Возможно, вся мужская часть общества, собравшегося у г-жи де Рамбуйе (более многочисленная, нежели женская), ожидала, что маркиза преподнесет сегодня своим гостям сюрприз вроде того, что был устроен его преосвященству епископу Лизьёскому; эта надежда и заставила их поспешить. Таким образом, в этой первой группе собравшихся царило то беспокойное любопытство, что предшествует значительным событиям, еще неведомым, но уже смутно предчувствуемым.
Разговор вращался вокруг всевозможных вопросов, касающихся любви и поэзии, но главным образом вокруг новой пьесы, показанной актерами Бургундского отеля, куда светское общество стало ходить с тех пор, как театр возглавили Бельроз, его жена Бопре, актрисы Вальо и Вилье, актер Мондори.

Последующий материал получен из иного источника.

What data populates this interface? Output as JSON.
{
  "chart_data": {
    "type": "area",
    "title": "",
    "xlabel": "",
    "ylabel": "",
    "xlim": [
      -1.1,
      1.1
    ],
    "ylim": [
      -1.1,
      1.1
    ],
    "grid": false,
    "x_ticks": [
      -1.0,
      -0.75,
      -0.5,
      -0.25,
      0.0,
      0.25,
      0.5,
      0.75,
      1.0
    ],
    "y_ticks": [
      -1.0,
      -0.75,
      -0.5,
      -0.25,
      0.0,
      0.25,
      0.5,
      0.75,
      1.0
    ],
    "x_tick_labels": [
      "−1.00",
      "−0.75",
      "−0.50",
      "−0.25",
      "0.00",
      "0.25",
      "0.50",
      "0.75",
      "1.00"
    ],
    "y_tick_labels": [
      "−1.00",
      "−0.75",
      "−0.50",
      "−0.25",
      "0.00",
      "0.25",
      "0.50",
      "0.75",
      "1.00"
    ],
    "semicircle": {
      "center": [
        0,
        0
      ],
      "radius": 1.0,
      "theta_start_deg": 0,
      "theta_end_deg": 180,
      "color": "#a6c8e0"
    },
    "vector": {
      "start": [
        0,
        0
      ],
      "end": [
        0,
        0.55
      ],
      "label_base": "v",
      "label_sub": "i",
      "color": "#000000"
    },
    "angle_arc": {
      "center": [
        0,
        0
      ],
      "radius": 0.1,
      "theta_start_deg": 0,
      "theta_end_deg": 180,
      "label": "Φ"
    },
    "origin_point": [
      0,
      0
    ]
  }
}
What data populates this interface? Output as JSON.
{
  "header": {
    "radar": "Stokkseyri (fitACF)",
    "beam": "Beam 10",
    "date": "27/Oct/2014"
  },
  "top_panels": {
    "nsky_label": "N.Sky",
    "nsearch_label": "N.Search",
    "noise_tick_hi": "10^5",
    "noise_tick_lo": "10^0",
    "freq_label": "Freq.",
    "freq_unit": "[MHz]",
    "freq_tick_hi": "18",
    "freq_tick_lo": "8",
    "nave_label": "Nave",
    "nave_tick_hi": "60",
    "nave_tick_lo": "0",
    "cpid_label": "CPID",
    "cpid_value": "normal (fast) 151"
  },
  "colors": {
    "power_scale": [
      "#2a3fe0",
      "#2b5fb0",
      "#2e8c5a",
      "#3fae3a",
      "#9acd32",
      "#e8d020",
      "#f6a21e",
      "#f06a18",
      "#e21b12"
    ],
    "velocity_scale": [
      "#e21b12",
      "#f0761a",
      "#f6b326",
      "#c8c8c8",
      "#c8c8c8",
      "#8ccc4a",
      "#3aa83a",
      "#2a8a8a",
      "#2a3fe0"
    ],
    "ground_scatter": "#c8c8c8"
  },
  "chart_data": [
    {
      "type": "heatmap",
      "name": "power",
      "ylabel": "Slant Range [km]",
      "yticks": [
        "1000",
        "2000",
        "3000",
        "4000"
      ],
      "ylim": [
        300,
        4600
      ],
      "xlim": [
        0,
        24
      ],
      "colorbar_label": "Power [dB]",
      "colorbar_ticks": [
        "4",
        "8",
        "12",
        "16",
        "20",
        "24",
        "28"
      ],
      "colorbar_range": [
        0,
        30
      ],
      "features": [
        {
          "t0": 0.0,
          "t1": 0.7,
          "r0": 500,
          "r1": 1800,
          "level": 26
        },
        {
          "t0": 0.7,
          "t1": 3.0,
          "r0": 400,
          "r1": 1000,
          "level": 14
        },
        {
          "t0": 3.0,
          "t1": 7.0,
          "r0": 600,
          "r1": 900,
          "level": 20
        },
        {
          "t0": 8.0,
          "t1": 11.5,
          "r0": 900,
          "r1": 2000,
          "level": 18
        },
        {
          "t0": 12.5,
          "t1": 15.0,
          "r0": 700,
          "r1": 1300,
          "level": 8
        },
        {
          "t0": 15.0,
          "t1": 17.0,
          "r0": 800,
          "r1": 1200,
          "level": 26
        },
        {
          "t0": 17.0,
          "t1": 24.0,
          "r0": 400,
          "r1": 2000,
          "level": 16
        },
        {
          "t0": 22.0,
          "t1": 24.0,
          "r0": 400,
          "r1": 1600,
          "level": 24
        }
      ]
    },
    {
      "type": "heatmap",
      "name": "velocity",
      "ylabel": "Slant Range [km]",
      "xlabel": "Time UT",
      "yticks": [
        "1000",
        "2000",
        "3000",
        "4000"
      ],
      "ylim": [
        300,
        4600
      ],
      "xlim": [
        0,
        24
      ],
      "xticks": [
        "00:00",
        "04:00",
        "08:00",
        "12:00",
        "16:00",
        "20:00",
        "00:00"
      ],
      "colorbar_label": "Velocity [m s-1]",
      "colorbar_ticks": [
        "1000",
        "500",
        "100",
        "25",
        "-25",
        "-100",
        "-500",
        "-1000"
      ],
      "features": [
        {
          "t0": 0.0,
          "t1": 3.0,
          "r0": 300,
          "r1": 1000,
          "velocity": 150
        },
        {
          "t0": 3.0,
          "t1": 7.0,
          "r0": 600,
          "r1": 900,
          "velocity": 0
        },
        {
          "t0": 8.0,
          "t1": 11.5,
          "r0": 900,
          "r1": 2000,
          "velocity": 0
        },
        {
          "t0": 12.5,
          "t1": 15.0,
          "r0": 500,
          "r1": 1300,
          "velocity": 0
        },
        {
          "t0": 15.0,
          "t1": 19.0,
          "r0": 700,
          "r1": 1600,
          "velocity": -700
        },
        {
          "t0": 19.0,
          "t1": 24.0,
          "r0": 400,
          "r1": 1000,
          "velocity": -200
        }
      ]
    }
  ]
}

Госпожа де Рамбуйе сделала их модными, предложив сыграть у нее «Фредегонду», или «Чистую любовь» Арди; с того времени было признано, что порядочные женщины, до сих пор не посещавшие Бургундского отеля, ходить туда могут. Пьеса же, о которой шел сейчас разговор, была дебютом молоденького протеже маркизы — Жана де Ротру — и называлась «Ипохондрик, или Влюбленный мертвец»; несмотря на весьма скромные достоинства, она благодаря поддержке особняка Рамбуйе имела успех, достаточный для того, чтобы кардинал де Ришелье пригласил Ротру к себе в дом на Королевской площади и ввел его в группу своих обычных сотрудников — Мере, л'Этуаля и Кольте (кроме них, были еще два чрезвычайных сотрудника — Демаре и Буаробер).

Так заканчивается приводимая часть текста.